Renne Sloan Holtzman Sakai, a law firm hired by the city to investigate the Community Development Department, must investigate how construction on a Nestlé water-bottling plant began in McCarty's district without building permits, how home-building permits were issued for a Natomas flood zone, when these practices began and how pervasive they are, he said.
Two weeks ago, the department's Facilities Permit Program was suspended after questions about the approval process for the plant revealed that Nestlé and contractors began construction work with verbal approval only. McCarty called the problems with the FPP and the practice of allowing construction without building permits the "second strike" against the department.
"We're investigating the department for wrongdoing in the Natomas Permit Program. We've asked that they look at this FPP process as well to see what was going on there as far as any wrongdoing," McCarty said. "By looking at Nestlé, we were able to bring to light some illegal activity that's been done maybe for a very long time."
The FPP is intended to speed approval for tenant improvements or renovation of commercial and industrial buildings involving businesses that do a lot of business in Sacramento and have established relationships with the city. The program may have "improved the city's relationships with developers," McCarty said, "but at what cost? At what expense to taxpayers? To residents?"
David Kwong, acting head of the Community Development Department, said last week that staff will ask the council to amend city code to allow FPP construction projects to start before building permits are issued — as long as a business has a written start-work authorization from the building division. The longtime practice, which predates the program, helped bring about the suspension of the FPP two weeks ago.
Any proposal involving the FPP is premature before the conclusion of the investigation, McCarty said.
"We owe it to our residents to make sure that our development department follows the law," he said. "We need to evaluate what's been going on with this FPP process and how long it's been going on. Then, and only then, should we talk about Mr. Kwong's proposal going forward."
Department staff want to "pull the program back, take a temporary pause" and bring to the City Council a "retooled FPP," department spokesperson Maurice Chaney said Thursday.
Retooling would happen "in concert with council just to make sure that the program is vetted thoroughly through the City Council and that they understand what the program is about," he said. "So, not only getting the appropriate info out to them, but just making sure that we’re transparent and open during that whole thing.”
The main question is whether the program is legal, said McCarty, who is proposing to change city code to require Planning Commission and City Council oversight of proposals for new water-bottling plants or any industrial facilities that use water for resale purposes.
Other cities allow construction with a start-work authorization only and the practice was incorporated into the FPP when that program was brought here from Portland several years ago, Kwong said. Sacramento City Manager Ray Kerridge developed the FPP for Portland 10 years ago when he managed that city's commercial inspections.
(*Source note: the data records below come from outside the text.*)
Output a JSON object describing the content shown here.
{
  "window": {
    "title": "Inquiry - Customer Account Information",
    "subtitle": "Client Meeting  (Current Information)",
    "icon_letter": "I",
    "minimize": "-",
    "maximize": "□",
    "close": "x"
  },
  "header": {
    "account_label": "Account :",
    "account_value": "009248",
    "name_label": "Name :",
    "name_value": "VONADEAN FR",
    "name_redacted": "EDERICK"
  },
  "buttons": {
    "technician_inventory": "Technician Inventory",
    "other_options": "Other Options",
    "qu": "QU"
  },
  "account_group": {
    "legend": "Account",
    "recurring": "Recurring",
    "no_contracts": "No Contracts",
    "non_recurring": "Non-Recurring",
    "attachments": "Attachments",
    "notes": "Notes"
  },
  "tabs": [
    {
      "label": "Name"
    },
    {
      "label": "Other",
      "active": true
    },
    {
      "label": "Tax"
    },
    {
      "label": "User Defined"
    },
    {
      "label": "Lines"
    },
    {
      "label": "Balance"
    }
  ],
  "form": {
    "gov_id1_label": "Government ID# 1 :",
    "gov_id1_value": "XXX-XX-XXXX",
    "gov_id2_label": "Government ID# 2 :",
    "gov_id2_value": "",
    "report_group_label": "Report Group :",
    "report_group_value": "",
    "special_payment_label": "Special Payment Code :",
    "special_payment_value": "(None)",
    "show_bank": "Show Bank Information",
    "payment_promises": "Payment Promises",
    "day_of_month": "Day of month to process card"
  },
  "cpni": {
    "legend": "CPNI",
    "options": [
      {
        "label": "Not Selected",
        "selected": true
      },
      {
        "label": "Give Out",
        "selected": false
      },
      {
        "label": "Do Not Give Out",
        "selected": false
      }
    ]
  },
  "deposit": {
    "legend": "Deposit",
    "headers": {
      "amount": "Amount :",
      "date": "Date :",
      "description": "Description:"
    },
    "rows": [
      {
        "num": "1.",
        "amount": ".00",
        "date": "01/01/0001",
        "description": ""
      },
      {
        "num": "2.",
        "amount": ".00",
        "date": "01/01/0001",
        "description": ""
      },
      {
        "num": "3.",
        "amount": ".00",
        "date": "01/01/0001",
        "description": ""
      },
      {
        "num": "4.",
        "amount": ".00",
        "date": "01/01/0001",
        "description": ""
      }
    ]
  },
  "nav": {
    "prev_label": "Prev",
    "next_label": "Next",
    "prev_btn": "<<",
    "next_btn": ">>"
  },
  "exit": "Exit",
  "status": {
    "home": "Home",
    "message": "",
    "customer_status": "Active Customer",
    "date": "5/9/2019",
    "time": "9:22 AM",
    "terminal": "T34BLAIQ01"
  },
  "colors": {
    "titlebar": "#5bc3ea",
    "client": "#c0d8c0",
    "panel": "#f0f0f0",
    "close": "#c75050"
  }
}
Phoenix was the only other city in the country known to have a similar program at that time.
Meanwhile, Councilwoman Sandy Sheedy said the FPP's role has expanded over time. When the program started, it provided businesses a way to make tenant improvements quickly, she said. Now, it’s not being used in the way it was designed, she added.
“It morphed into something else that was completely different,” Sheedy said.
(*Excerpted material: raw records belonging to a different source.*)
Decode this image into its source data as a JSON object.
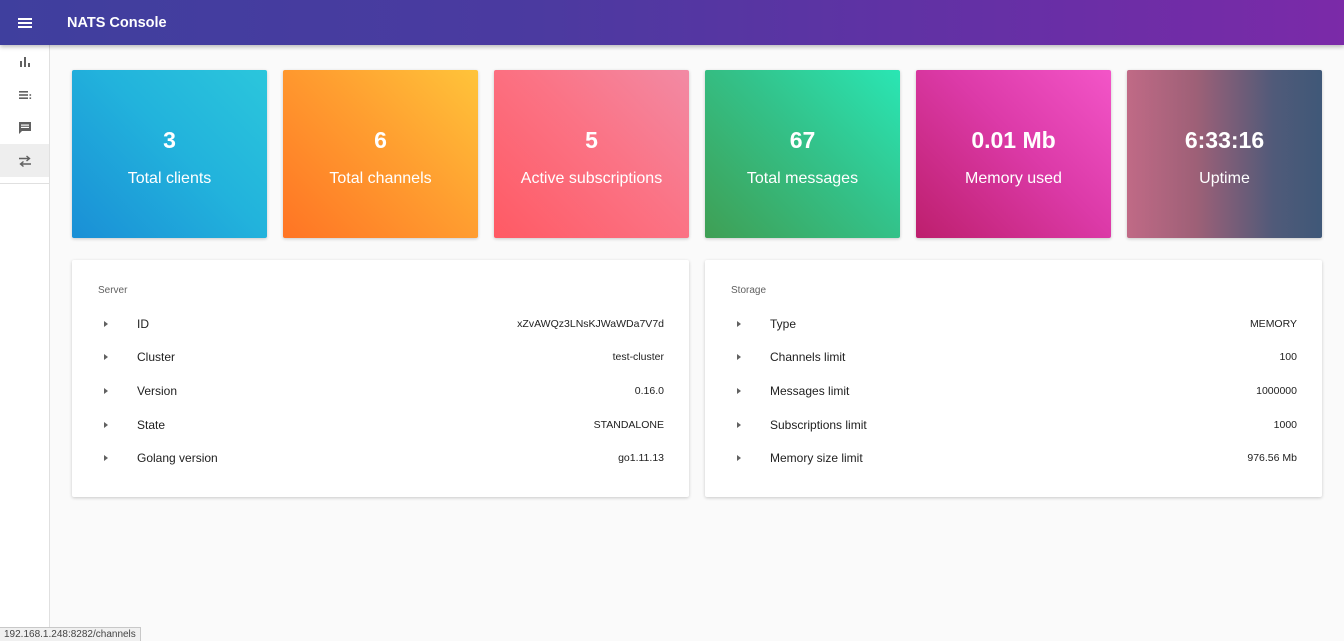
{
  "app": {
    "title": "NATS Console"
  },
  "sidebar": {
    "items": [
      {
        "icon": "bar-chart-icon",
        "active": false
      },
      {
        "icon": "list-icon",
        "active": false
      },
      {
        "icon": "message-icon",
        "active": false
      },
      {
        "icon": "swap-arrows-icon",
        "active": true
      }
    ]
  },
  "stats": [
    {
      "value": "3",
      "label": "Total clients"
    },
    {
      "value": "6",
      "label": "Total channels"
    },
    {
      "value": "5",
      "label": "Active subscriptions"
    },
    {
      "value": "67",
      "label": "Total messages"
    },
    {
      "value": "0.01 Mb",
      "label": "Memory used"
    },
    {
      "value": "6:33:16",
      "label": "Uptime"
    }
  ],
  "server": {
    "title": "Server",
    "rows": [
      {
        "key": "ID",
        "value": "xZvAWQz3LNsKJWaWDa7V7d"
      },
      {
        "key": "Cluster",
        "value": "test-cluster"
      },
      {
        "key": "Version",
        "value": "0.16.0"
      },
      {
        "key": "State",
        "value": "STANDALONE"
      },
      {
        "key": "Golang version",
        "value": "go1.11.13"
      }
    ]
  },
  "storage": {
    "title": "Storage",
    "rows": [
      {
        "key": "Type",
        "value": "MEMORY"
      },
      {
        "key": "Channels limit",
        "value": "100"
      },
      {
        "key": "Messages limit",
        "value": "1000000"
      },
      {
        "key": "Subscriptions limit",
        "value": "1000"
      },
      {
        "key": "Memory size limit",
        "value": "976.56 Mb"
      }
    ]
  },
  "status_url": "192.168.1.248:8282/channels",
  "colors": {
    "topbar_start": "#3f3f9e",
    "topbar_end": "#7b2aa8"
  }
}
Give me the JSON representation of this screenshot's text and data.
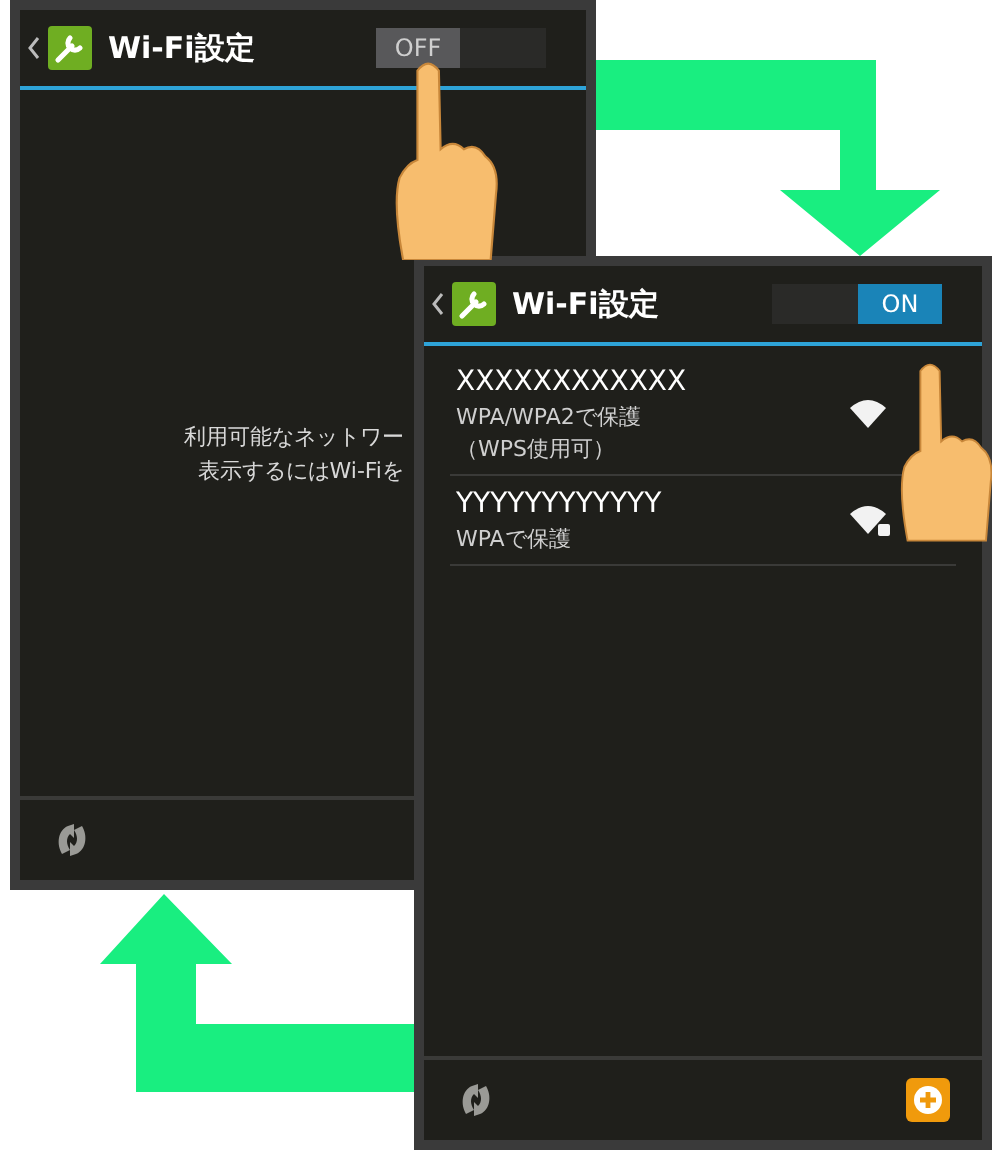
{
  "screens": [
    {
      "title": "Wi-Fi設定",
      "switch": {
        "label": "OFF",
        "on": false
      },
      "message": [
        "利用可能なネットワー",
        "表示するにはWi-Fiを"
      ],
      "add_button": false
    },
    {
      "title": "Wi-Fi設定",
      "switch": {
        "label": "ON",
        "on": true
      },
      "networks": [
        {
          "ssid": "XXXXXXXXXXXX",
          "security": "WPA/WPA2で保護",
          "note": "（WPS使用可）",
          "locked": false
        },
        {
          "ssid": "YYYYYYYYYYYY",
          "security": "WPAで保護",
          "locked": true
        }
      ],
      "add_button": true
    }
  ]
}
The city doesn’t want to be “unfriendly” to businesses, she said, but needs to be “cognizant” of how it works with them. Sheedy noted that she hopes the program can be made workable.
McCarty said he would like water-bottling facilities to require conditional use permits. Environmental reviews and public hearings are required for proposed development projects only if there's a request for a land-use change or a conditional use permit, he said. Neither were required for the renovation of the warehouse Nestlé is leasing.
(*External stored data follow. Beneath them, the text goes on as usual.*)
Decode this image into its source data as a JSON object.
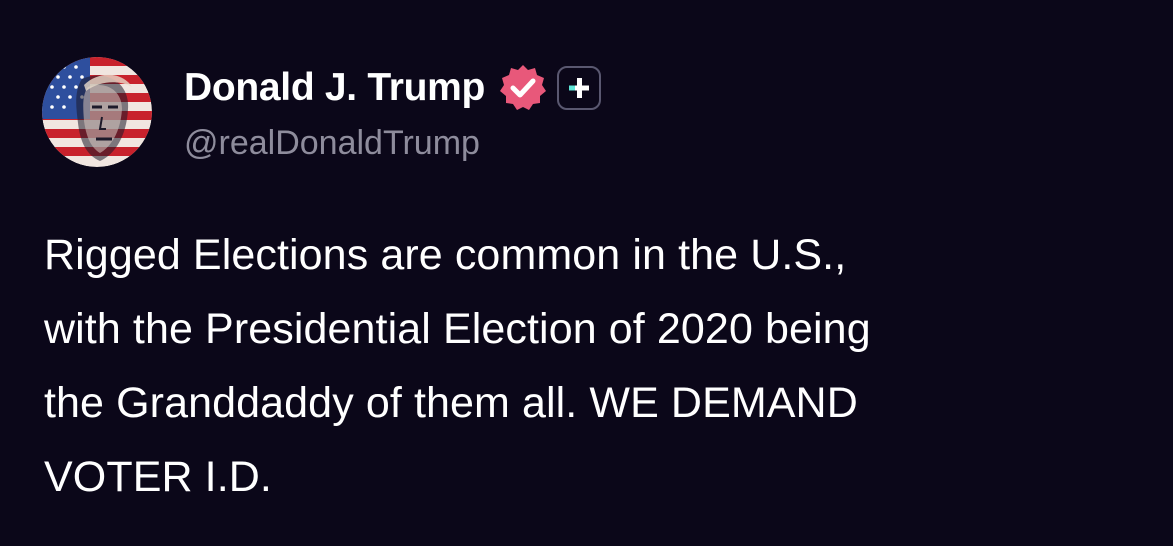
{
  "post": {
    "author": {
      "display_name": "Donald J. Trump",
      "handle": "@realDonaldTrump",
      "avatar_icon": "flag-portrait-avatar",
      "verified_icon": "verified-badge-icon",
      "plus_icon": "plus-badge-icon"
    },
    "text_lines": [
      "Rigged Elections are common in the U.S.,",
      "with the Presidential Election of 2020 being",
      "the Granddaddy of them all. WE DEMAND",
      "VOTER I.D."
    ]
  },
  "theme": {
    "background": "#0b0719",
    "text": "#ffffff",
    "handle": "#8e8c9c",
    "verified_badge": "#e8587a",
    "plus_accent": "#5ee6d8"
  }
}
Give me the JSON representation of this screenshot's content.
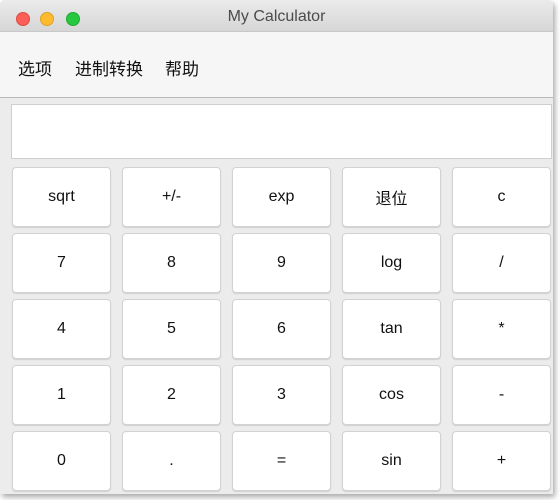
{
  "window": {
    "title": "My Calculator"
  },
  "menu": {
    "items": [
      "选项",
      "进制转换",
      "帮助"
    ]
  },
  "display": {
    "value": ""
  },
  "keypad": {
    "rows": [
      [
        "sqrt",
        "+/-",
        "exp",
        "退位",
        "c"
      ],
      [
        "7",
        "8",
        "9",
        "log",
        "/"
      ],
      [
        "4",
        "5",
        "6",
        "tan",
        "*"
      ],
      [
        "1",
        "2",
        "3",
        "cos",
        "-"
      ],
      [
        "0",
        ".",
        "=",
        "sin",
        "+"
      ]
    ]
  },
  "colors": {
    "close": "#fc5f57",
    "minimize": "#fdbb2d",
    "zoom": "#27c840"
  }
}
The council was supposed to consider McCarty's proposal as an urgency ordinance on Oct. 27. But City Attorney Eileen Teichert said Nestlé hadn't done anything illegal. However, she determined that the department's practice of allowing construction to start without a building permit violates city and state codes.
"We screwed up so bad handing out building permits through this crazy FPP program, no court of law would find they (Nestle) did anything illegal," McCarty said.
Plenty of million-dollar projects never go before the council if there are no requests for zoning changes or conditional uses. Developer John Saca's failed 53-story Towers at Capitol Mall project never went before the council, he said.
McCarty and other councilmembers have said they knew nothing about the plant until a grassroots organization, Save Our Water Sacramento, contacted them in September. Councilmembers Rob Fong, Steve Cohn and Lauren Hammond said Wednesday they did not know about the program until after a stop-work order was posted on the door of the Nestlé plant Oct. 23.
On Thursday, Sheedy said she was unaware of the program until it was debated during the Nestlé controversy. Councilwoman Bonnie Pannell also said she had been in the dark.
“I knew nothing about the Facilities Permit Program before the Nestlé company’s move to Sacramento,” she said in an e-mail Thursday. “I’m looking forward to learning about how the program works. I will keep an open mind.”
There's much more the council needs to learn about the program, McCarty said, adding, "I'm proud that by bringing this Nestlé issue forward, we uncovered this very inappropriate activity in the city of Sacramento."
Staff reporter Kathleen Haley contributed to this report. Photo by Anthony Bento. Suzanne Hurt is a staff reporter for The Sacramento Press.
It may seem 'bureaucratic' to *some*, but there are very salient reasons why building permits are required prior to a start-work grant. Further, there are pertinent reasons why use permits should be required in cases like the Nestle scandal, especially to inform the public regarding the impacts such uses have on precious community owned resources, like the water WE PAY FOR being sold off on the cheap to corporate bad actors like Nestle.
Thank you Mr. McCarty!!!
Nestle's incursion into the water bottling business is insidious, and nearly every municipal source they've attempt to 'tap' (sorry) has chased them out of town...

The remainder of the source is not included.